= Ivan Kyncl =

Czech-British photographer (1953–2004)

Ivan Kyncl (15 April 1953 – 6 October 2004) was a Czech-British theatre photographer. After fleeing his native Czechoslovakia in 1980, he became a British citizen and worked as the Royal Shakespeare Company's house photographer as well as in numerous other theatres in the United Kingdom until his death in 2004.

==Early life==
Kyncl was born in Prague on 15 April 1953. He was not allowed to enter university on account of his father being imprisoned, subsequently becoming a professional photographer and taking photos of political prisoners and dissidents in Czechoslovakia. His photography involved shooting on location at prisons and courts, and using hidden cameras for close objects, as well as telephoto lenses for things he could not approach. He left his home country in 1980.

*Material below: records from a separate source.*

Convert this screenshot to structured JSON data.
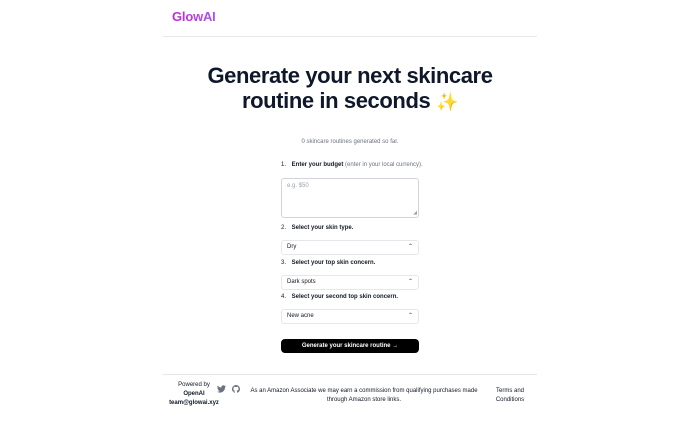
{
  "header": {
    "logo": "GlowAI"
  },
  "hero": {
    "title": "Generate your next skincare routine in seconds",
    "sparkle": "✨",
    "counter": "0 skincare routines generated so far."
  },
  "form": {
    "step1": {
      "num": "1.",
      "label": "Enter your budget",
      "hint": "(enter in your local currency)."
    },
    "budget_placeholder": "e.g. $50",
    "step2": {
      "num": "2.",
      "label": "Select your skin type."
    },
    "skin_type": "Dry",
    "step3": {
      "num": "3.",
      "label": "Select your top skin concern."
    },
    "top_concern": "Dark spots",
    "step4": {
      "num": "4.",
      "label": "Select your second top skin concern."
    },
    "second_concern": "New acne",
    "submit": "Generate your skincare routine →"
  },
  "footer": {
    "powered_by": "Powered by",
    "provider": "OpenAI",
    "email": "team@glowai.xyz",
    "affiliate": "As an Amazon Associate we may earn a commission from qualifying purchases made through Amazon store links.",
    "terms": "Terms and Conditions"
  },
  "icons": {
    "twitter": "twitter-icon",
    "github": "github-icon",
    "chevron": "chevron-up-icon"
  },
  "colors": {
    "brand": "#c026d3",
    "button": "#000000"
  }
}
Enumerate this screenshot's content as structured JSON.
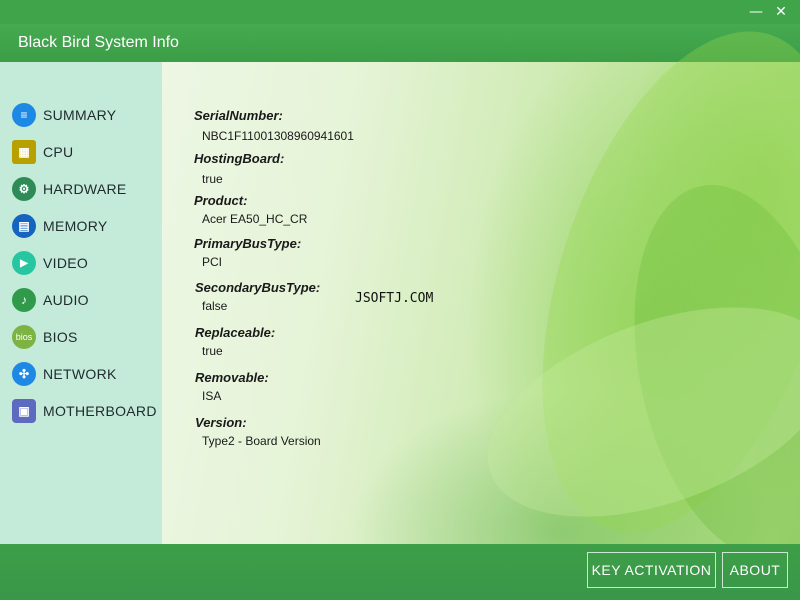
{
  "window": {
    "title": "Black Bird System Info",
    "minimize_glyph": "—",
    "close_glyph": "✕"
  },
  "sidebar": {
    "items": [
      {
        "label": "SUMMARY",
        "icon": "summary-icon",
        "color": "#1e88e5",
        "glyph": "≡"
      },
      {
        "label": "CPU",
        "icon": "cpu-icon",
        "color": "#b8a000",
        "glyph": "▦"
      },
      {
        "label": "HARDWARE",
        "icon": "hardware-icon",
        "color": "#2e8b57",
        "glyph": "⚙"
      },
      {
        "label": "MEMORY",
        "icon": "memory-icon",
        "color": "#1565c0",
        "glyph": "▤"
      },
      {
        "label": "VIDEO",
        "icon": "video-icon",
        "color": "#26c6a0",
        "glyph": "▶"
      },
      {
        "label": "AUDIO",
        "icon": "audio-icon",
        "color": "#2e9a4a",
        "glyph": "♪"
      },
      {
        "label": "BIOS",
        "icon": "bios-icon",
        "color": "#7cb342",
        "glyph": "bios"
      },
      {
        "label": "NETWORK",
        "icon": "network-icon",
        "color": "#1e88e5",
        "glyph": "✣"
      },
      {
        "label": "MOTHERBOARD",
        "icon": "motherboard-icon",
        "color": "#5c6bc0",
        "glyph": "▣"
      }
    ]
  },
  "details": {
    "fields": [
      {
        "label": "SerialNumber:",
        "value": "NBC1F11001308960941601"
      },
      {
        "label": "HostingBoard:",
        "value": "true"
      },
      {
        "label": "Product:",
        "value": "Acer EA50_HC_CR"
      },
      {
        "label": "PrimaryBusType:",
        "value": "PCI"
      },
      {
        "label": "SecondaryBusType:",
        "value": "false"
      },
      {
        "label": "Replaceable:",
        "value": "true"
      },
      {
        "label": "Removable:",
        "value": "ISA"
      },
      {
        "label": "Version:",
        "value": "Type2 - Board Version"
      }
    ]
  },
  "watermark": "JSOFTJ.COM",
  "footer": {
    "key_activation_label": "KEY ACTIVATION",
    "about_label": "ABOUT"
  },
  "colors": {
    "accent_green": "#3fa44a",
    "sidebar_bg": "#c4ebd9"
  }
}
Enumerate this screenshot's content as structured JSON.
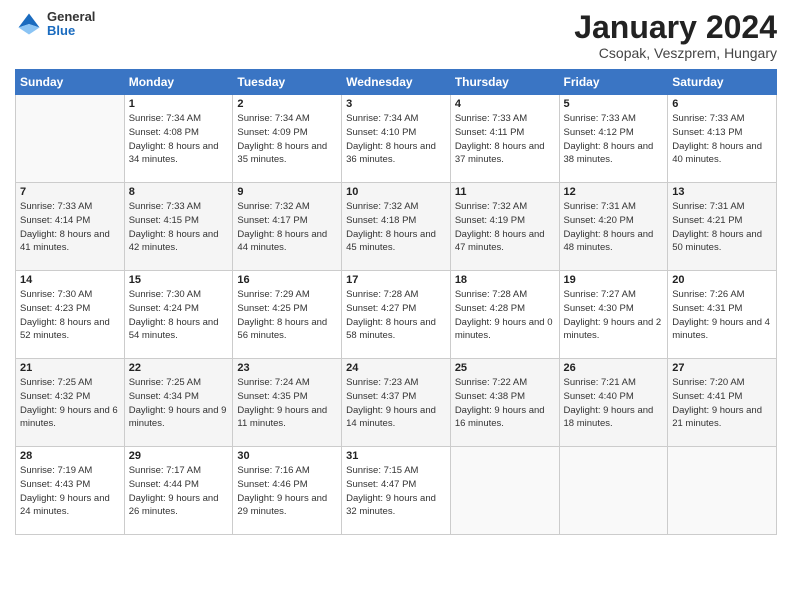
{
  "logo": {
    "general": "General",
    "blue": "Blue"
  },
  "header": {
    "month": "January 2024",
    "location": "Csopak, Veszprem, Hungary"
  },
  "weekdays": [
    "Sunday",
    "Monday",
    "Tuesday",
    "Wednesday",
    "Thursday",
    "Friday",
    "Saturday"
  ],
  "weeks": [
    [
      {
        "day": "",
        "sunrise": "",
        "sunset": "",
        "daylight": ""
      },
      {
        "day": "1",
        "sunrise": "Sunrise: 7:34 AM",
        "sunset": "Sunset: 4:08 PM",
        "daylight": "Daylight: 8 hours and 34 minutes."
      },
      {
        "day": "2",
        "sunrise": "Sunrise: 7:34 AM",
        "sunset": "Sunset: 4:09 PM",
        "daylight": "Daylight: 8 hours and 35 minutes."
      },
      {
        "day": "3",
        "sunrise": "Sunrise: 7:34 AM",
        "sunset": "Sunset: 4:10 PM",
        "daylight": "Daylight: 8 hours and 36 minutes."
      },
      {
        "day": "4",
        "sunrise": "Sunrise: 7:33 AM",
        "sunset": "Sunset: 4:11 PM",
        "daylight": "Daylight: 8 hours and 37 minutes."
      },
      {
        "day": "5",
        "sunrise": "Sunrise: 7:33 AM",
        "sunset": "Sunset: 4:12 PM",
        "daylight": "Daylight: 8 hours and 38 minutes."
      },
      {
        "day": "6",
        "sunrise": "Sunrise: 7:33 AM",
        "sunset": "Sunset: 4:13 PM",
        "daylight": "Daylight: 8 hours and 40 minutes."
      }
    ],
    [
      {
        "day": "7",
        "sunrise": "Sunrise: 7:33 AM",
        "sunset": "Sunset: 4:14 PM",
        "daylight": "Daylight: 8 hours and 41 minutes."
      },
      {
        "day": "8",
        "sunrise": "Sunrise: 7:33 AM",
        "sunset": "Sunset: 4:15 PM",
        "daylight": "Daylight: 8 hours and 42 minutes."
      },
      {
        "day": "9",
        "sunrise": "Sunrise: 7:32 AM",
        "sunset": "Sunset: 4:17 PM",
        "daylight": "Daylight: 8 hours and 44 minutes."
      },
      {
        "day": "10",
        "sunrise": "Sunrise: 7:32 AM",
        "sunset": "Sunset: 4:18 PM",
        "daylight": "Daylight: 8 hours and 45 minutes."
      },
      {
        "day": "11",
        "sunrise": "Sunrise: 7:32 AM",
        "sunset": "Sunset: 4:19 PM",
        "daylight": "Daylight: 8 hours and 47 minutes."
      },
      {
        "day": "12",
        "sunrise": "Sunrise: 7:31 AM",
        "sunset": "Sunset: 4:20 PM",
        "daylight": "Daylight: 8 hours and 48 minutes."
      },
      {
        "day": "13",
        "sunrise": "Sunrise: 7:31 AM",
        "sunset": "Sunset: 4:21 PM",
        "daylight": "Daylight: 8 hours and 50 minutes."
      }
    ],
    [
      {
        "day": "14",
        "sunrise": "Sunrise: 7:30 AM",
        "sunset": "Sunset: 4:23 PM",
        "daylight": "Daylight: 8 hours and 52 minutes."
      },
      {
        "day": "15",
        "sunrise": "Sunrise: 7:30 AM",
        "sunset": "Sunset: 4:24 PM",
        "daylight": "Daylight: 8 hours and 54 minutes."
      },
      {
        "day": "16",
        "sunrise": "Sunrise: 7:29 AM",
        "sunset": "Sunset: 4:25 PM",
        "daylight": "Daylight: 8 hours and 56 minutes."
      },
      {
        "day": "17",
        "sunrise": "Sunrise: 7:28 AM",
        "sunset": "Sunset: 4:27 PM",
        "daylight": "Daylight: 8 hours and 58 minutes."
      },
      {
        "day": "18",
        "sunrise": "Sunrise: 7:28 AM",
        "sunset": "Sunset: 4:28 PM",
        "daylight": "Daylight: 9 hours and 0 minutes."
      },
      {
        "day": "19",
        "sunrise": "Sunrise: 7:27 AM",
        "sunset": "Sunset: 4:30 PM",
        "daylight": "Daylight: 9 hours and 2 minutes."
      },
      {
        "day": "20",
        "sunrise": "Sunrise: 7:26 AM",
        "sunset": "Sunset: 4:31 PM",
        "daylight": "Daylight: 9 hours and 4 minutes."
      }
    ],
    [
      {
        "day": "21",
        "sunrise": "Sunrise: 7:25 AM",
        "sunset": "Sunset: 4:32 PM",
        "daylight": "Daylight: 9 hours and 6 minutes."
      },
      {
        "day": "22",
        "sunrise": "Sunrise: 7:25 AM",
        "sunset": "Sunset: 4:34 PM",
        "daylight": "Daylight: 9 hours and 9 minutes."
      },
      {
        "day": "23",
        "sunrise": "Sunrise: 7:24 AM",
        "sunset": "Sunset: 4:35 PM",
        "daylight": "Daylight: 9 hours and 11 minutes."
      },
      {
        "day": "24",
        "sunrise": "Sunrise: 7:23 AM",
        "sunset": "Sunset: 4:37 PM",
        "daylight": "Daylight: 9 hours and 14 minutes."
      },
      {
        "day": "25",
        "sunrise": "Sunrise: 7:22 AM",
        "sunset": "Sunset: 4:38 PM",
        "daylight": "Daylight: 9 hours and 16 minutes."
      },
      {
        "day": "26",
        "sunrise": "Sunrise: 7:21 AM",
        "sunset": "Sunset: 4:40 PM",
        "daylight": "Daylight: 9 hours and 18 minutes."
      },
      {
        "day": "27",
        "sunrise": "Sunrise: 7:20 AM",
        "sunset": "Sunset: 4:41 PM",
        "daylight": "Daylight: 9 hours and 21 minutes."
      }
    ],
    [
      {
        "day": "28",
        "sunrise": "Sunrise: 7:19 AM",
        "sunset": "Sunset: 4:43 PM",
        "daylight": "Daylight: 9 hours and 24 minutes."
      },
      {
        "day": "29",
        "sunrise": "Sunrise: 7:17 AM",
        "sunset": "Sunset: 4:44 PM",
        "daylight": "Daylight: 9 hours and 26 minutes."
      },
      {
        "day": "30",
        "sunrise": "Sunrise: 7:16 AM",
        "sunset": "Sunset: 4:46 PM",
        "daylight": "Daylight: 9 hours and 29 minutes."
      },
      {
        "day": "31",
        "sunrise": "Sunrise: 7:15 AM",
        "sunset": "Sunset: 4:47 PM",
        "daylight": "Daylight: 9 hours and 32 minutes."
      },
      {
        "day": "",
        "sunrise": "",
        "sunset": "",
        "daylight": ""
      },
      {
        "day": "",
        "sunrise": "",
        "sunset": "",
        "daylight": ""
      },
      {
        "day": "",
        "sunrise": "",
        "sunset": "",
        "daylight": ""
      }
    ]
  ]
}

==Move to the United Kingdom==
In 1980 Kyncl was granted asylum in the United Kingdom, before becoming the Royal Shakespeare Company's house photographer in the 1980s. He also worked for the Royal Court Theatre, the Almeida Theatre, and the Royal National Theatre. In his lifetime he gained British citizenship.

==Personal life==
His parents were Jiřina Kynclová, who survived him, and writer Karel Kyncl, a Charter 77 signatory, who died in 1997. Kyncl died in 2004 at the age of 51 due to heart failure. He was survived by his wife of 23 years, Alena.

==Legacy==
In 2007, the first Czech exhibition solely of Kyncl's work was held in Prague. Czech Television broadcast a documentary about Kyncl's life in 2017, titled Mistr objektivu - Ivan Kyncl. In 2019 his work went on display for four months at London's Victoria and Albert Museum in an exhibition entitled Ivan Kyncl: In the Minute.